St. Bernard of Clairvaux had many good points but I agree with Luther when emphasising that the soul neither need to nor is able to make herself attractive to God in order to participate in Him. No, we have nothing to give except our sins. Rather, the soul becomes attractive to God by participating in Him. When we become one with God, through baptism, we are made attractive through grace. We receive love, salvation, and eternal life and thus we become attractive. Christ gives, we receive.
The celebration of Mass is the marriage celebration and the celebration of the Eucharist is the meal. Here, we find the feast that saves, the eternal feast that continues forevermore. But as long as we are here, we only seem to receive as taste. And we must seek God, seek Christ, where He is, as we are reminded in Isaiah 55:6: “Seek the Lord while he may be found, call upon him while he is near.”

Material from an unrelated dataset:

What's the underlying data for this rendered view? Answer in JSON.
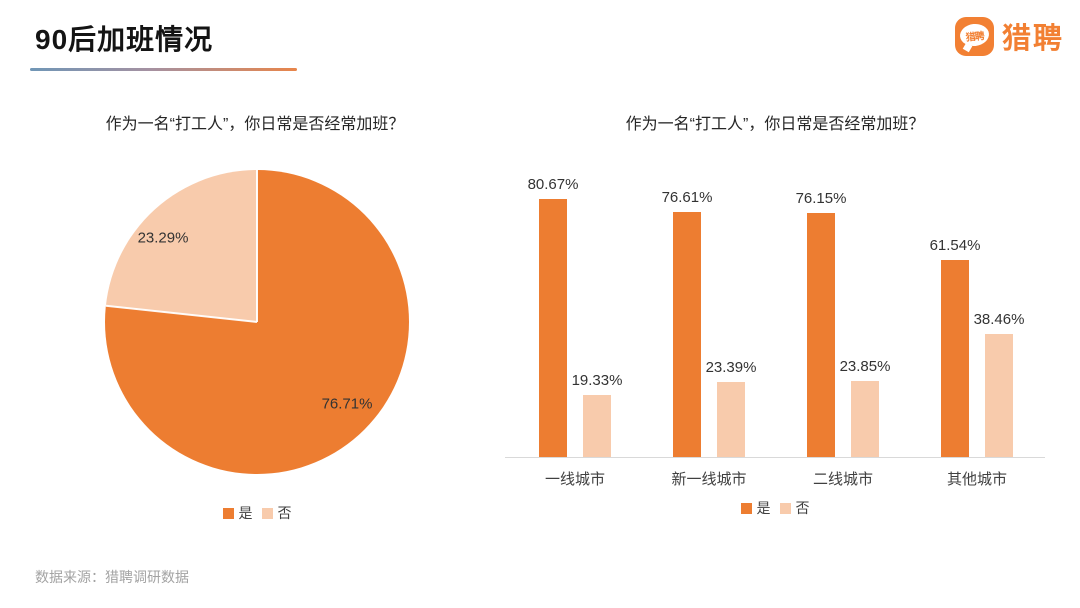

My appeal today is therefore: Pray to Christ, receive Him in the word of God, and partake of Him in the Eucharist. For He comes to you through channels you can understand, through your senses. Receive the sacrament when you can, for there Christ is concretely. There you get a tase of what is waiting for us in the marriage supper of the Lamb. There we receive forgiveness, life, and blessing.
We must always remind each other of this. If we have faith in Christ, we will be with Him in eternity. But since we still have not gotten to the end, we must comfort each other, encourage each other, and always remind each other of the gospel, of the love that has been given to us in Christ, only in Christ, as St. Paul reminds us in Romans 8:38-39:
For I am sure that neither death, nor life, nor angels, nor principalities, nor things present, nor things to come, nor powers, nor height, nor depth, nor anything else in all creation, will be able to separate us from the love of God in Christ Jesus our Lord.
Glory be to the Father and to the Son and to the Holy Spirit, who was, is, and will remain, one true God, world without end. Amen.
The liturgies of the Church of Norway can be found online, with some translations. The Collects, however, have not been translated or they have been but not published.
“Blest Be the Tie That Binds” by John Fawcett (1782), verse 3.
For some thoughts, in Norwegian, on this mystical tradition, see Benjamin Bjørnsen Anda, “Det hellige bryllup: Om erotikk og brudemystikk i Børre Knudsens salmer” (For oss, 14.01.2022) and Stein Solberg, “Brudemystikk – klamt føleri eller bibelsk teologi?” (Bibelsk Tro 3, 2012).
My presentation of Bernard and the comparison to Martin Luther is based on Jack Kilcrease, “The Bridal-Mystical Motif in Bernard of Clairvaux and Martin Luther” (The Journal of Ecclesiastical History 65:2, 2014), 263-279.
D. Stephen Long, Divine Economy (London: Routledge, 2000), 234.